Published on July 31, 2021
Updated on January 3, 2022
Edited by Vanessa Tay
The opening chapter of Kleppman’s Designing Data-Intensive Applications book: Reliable, Scalable, and Maintainable Applications, addresses key concerns you should consider when designing distributed and data-intensive systems, in an insightful way. I believe anyone working on a distributed system will benefit from reading it. However, as not all of us may have the time (or will) to pour over the book, I’ve decided to share a quick summary of the key points Kleppman raises, as well as to offer some of my personal inputs with references to other literature and experts.
Reliability, Scalability, and Maintainability
Reliability, Scalability, and Maintainability, the three characteristics that Kleppman opens with, are terms you might come across often. If you're not familiar with them, you may wonder: what are they and why are they important?
When building an application, we want it to work correctly, even when things go wrong.
"Anything that can go wrong will go wrong." - Murphy's law
The adage above can be applied to just about anything in life and applications are no exception. If we want our applications to be resilient during adverse conditions, we will have to design them with the expectation that things will go wrong.
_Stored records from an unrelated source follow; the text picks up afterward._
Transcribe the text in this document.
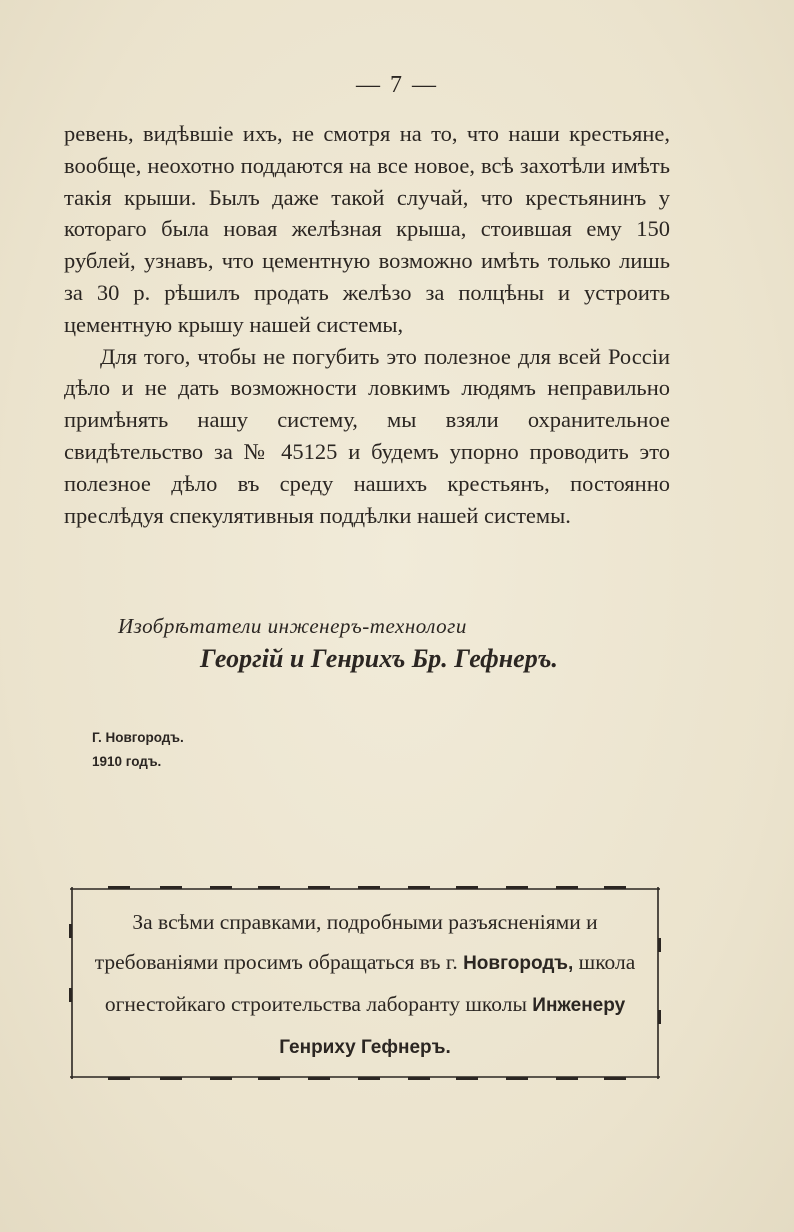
— 7 —

ревень, видѣвшіе ихъ, не смотря на то, что наши крестьяне, вообще, неохотно поддаются на все новое, всѣ захотѣли имѣть такія крыши. Былъ даже такой случай, что крестьянинъ у котораго была новая желѣзная крыша, стоившая ему 150 рублей, узнавъ, что цементную возможно имѣть только лишь за 30 р. рѣшилъ продать желѣзо за полцѣны и устроить цементную крышу нашей системы,

Для того, чтобы не погубить это полезное для всей Россіи дѣло и не дать возможности ловкимъ людямъ неправильно примѣнять нашу систему, мы взяли охранительное свидѣтельство за № 45125 и будемъ упорно проводить это полезное дѣло въ среду нашихъ крестьянъ, постоянно преслѣдуя спекулятивныя поддѣлки нашей системы.

Изобрѣтатели инженеръ-технологи
Георгій и Генрихъ Бр. Гефнеръ.
Г. Новгородъ.
1910 годъ.
За всѣми справками, подробными разъясненіями и требованіями просимъ обращаться въ г. Новгородъ, школа огнестойкаго строительства лаборанту школы Инженеру Генриху Гефнеръ.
We can't blindly hope they won't.
"Hope is not a strategy." - Traditional SRE saying, found in Google's Site Reliability Engineering book
When we declare an application system as working correctly, we typically mean that it is able to:
- Perform the expected functionality,
- With good enough performance under the expected load,
- And can tolerate unintended user behaviour or mistakes,
- And also prevent unauthorized access and abuse.
- Reliability: A reliable system continues to work correctly, even when things go wrong.
- Fault: A fault is typically defined as an individual component of the system deviating from its spec, when it performs in an unexpected way.
- Failure: The entire system failing as a whole, and being unable to deliver the required service to its users.
- Fault-tolerant/Resilient: If a system anticipates and prevents faults from causing failures, it is fault-tolerant.
As it is impossible to design a zero-fault system, we should focus on preventing faults from causing failures instead. We do so by implementing fault-tolerance mechanisms.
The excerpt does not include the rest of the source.